Mes premiers pas en Asie du Sud Est, au Vietnam
Lorsque j’ai posé le pied sur le sol vietnamien, à l’aéroport international de Noi Bai, je me suis tout de suite senti happé par l’atmosphère si particulière de cette région du monde. Il faisait chaud, une chaleur humide qui enveloppait tout. Des odeurs de nourriture de rue, de carburant et de fleurs de frangipanier se mêlaient dans l’air. Je me suis aussitôt senti étranger, déboussolé, et en même temps incroyablement vivant. J’avais hâte de découvrir cette ville qui fourmillait déjà sous mes yeux : Hanoi, la capitale. Les scooters passaient dans tous les sens, klaxonnant allègrement. Des gens riaient, discutaient fort, tentaient de me vendre des bouteilles d’eau ou des cartes SIM. Je n’avais jamais rien vu de tel.
J’ai rejoint le coordinateur local de l’association pour laquelle j’allais travailler. Il s’appelait Hung, et son sourire bienveillant m’a tout de suite rassuré. Il m’a conduit jusqu’à un petit logement de volontaires dans le quartier de Ba Đình. La chambre était simple, avec un lit à moustiquaire, un ventilateur bruyant et une table en bois où j’allais pouvoir préparer mes cours. Je me suis allongé un instant, épuisé par le décalage horaire, mais ravi de pouvoir enfin me dire : « Ça y est, j’y suis. »

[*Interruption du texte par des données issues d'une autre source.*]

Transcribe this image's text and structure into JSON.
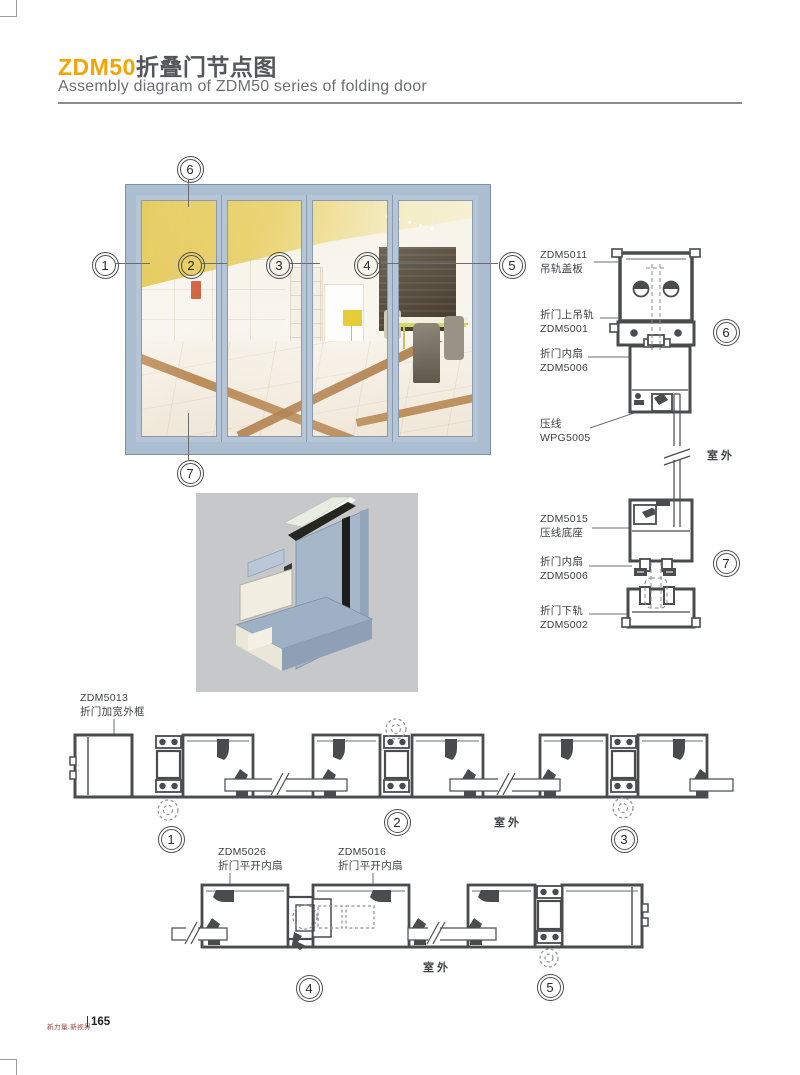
{
  "header": {
    "model": "ZDM50",
    "title_cn": "折叠门节点图",
    "subtitle": "Assembly diagram of ZDM50 series of folding door"
  },
  "footer": {
    "slogan": "新力量.新视界",
    "divider": "|",
    "page_number": "165"
  },
  "outdoor_label": "室外",
  "callout_numbers": {
    "n1": "1",
    "n2": "2",
    "n3": "3",
    "n4": "4",
    "n5": "5",
    "n6": "6",
    "n7": "7"
  },
  "right_detail_labels": {
    "l1a": "ZDM5011",
    "l1b": "吊轨盖板",
    "l2a": "折门上吊轨",
    "l2b": "ZDM5001",
    "l3a": "折门内扇",
    "l3b": "ZDM5006",
    "l4a": "压线",
    "l4b": "WPG5005",
    "l5a": "ZDM5015",
    "l5b": "压线底座",
    "l6a": "折门内扇",
    "l6b": "ZDM5006",
    "l7a": "折门下轨",
    "l7b": "ZDM5002"
  },
  "bottom_labels": {
    "frame_a": "ZDM5013",
    "frame_b": "折门加宽外框",
    "leaf1_a": "ZDM5026",
    "leaf1_b": "折门平开内扇",
    "leaf2_a": "ZDM5016",
    "leaf2_b": "折门平开内扇"
  },
  "colors": {
    "accent": "#F5A405",
    "drawing_line": "#4a4b4d",
    "frame_blue": "#aabdd1"
  }
}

Le lendemain, j’ai découvert l’école où j’allais enseigner l’anglais et le français. Il s’agissait d’un centre communautaire, niché au fond d’une rue animée. Dès mon entrée, j’ai été accueilli par des sourires timides et des regards curieux. Les enfants qui jouaient dans la cour ont interrompu leurs jeux pour me dévisager. La directrice, Madame Linh, m’a expliqué la situation : la plupart des enfants venaient de familles modestes, et le centre proposait des cours de renforcement en anglais, mathématiques et d’autres matières générales. Elle souhaitait aussi que je donne quelques sessions de français, car certains adolescents espéraient un jour étudier dans un pays francophone. J’allais avoir des classes de niveaux variés, des petits de huit ou neuf ans, jusqu’à des jeunes de dix-sept ans, déjà presque adultes. Le défi me paraissait immense : comment adapter mon enseignement à un public aussi hétérogène ?
L’adaptation à la culture vietnamienne
Les premiers jours ont été marqués par une sorte de choc culturel. J’ai dû m’habituer au bouillonnement permanent de la rue : des klaxons, encore et toujours, des vendeurs ambulants criant leurs produits, des odeurs de cuisine qui s’échappent des petites échoppes. Je me suis vite rendu compte que les Vietnamiens ont un rythme de vie très différent du nôtre. Ils se lèvent tôt, prennent souvent un petit déjeuner copieux en terrasse, puis ils filent travailler. Le soir, les trottoirs se transforment en restaurants improvisés, où l’on mange un bol de phở fumant sur des tabourets en plastique. Je trouvais tout cela fascinant.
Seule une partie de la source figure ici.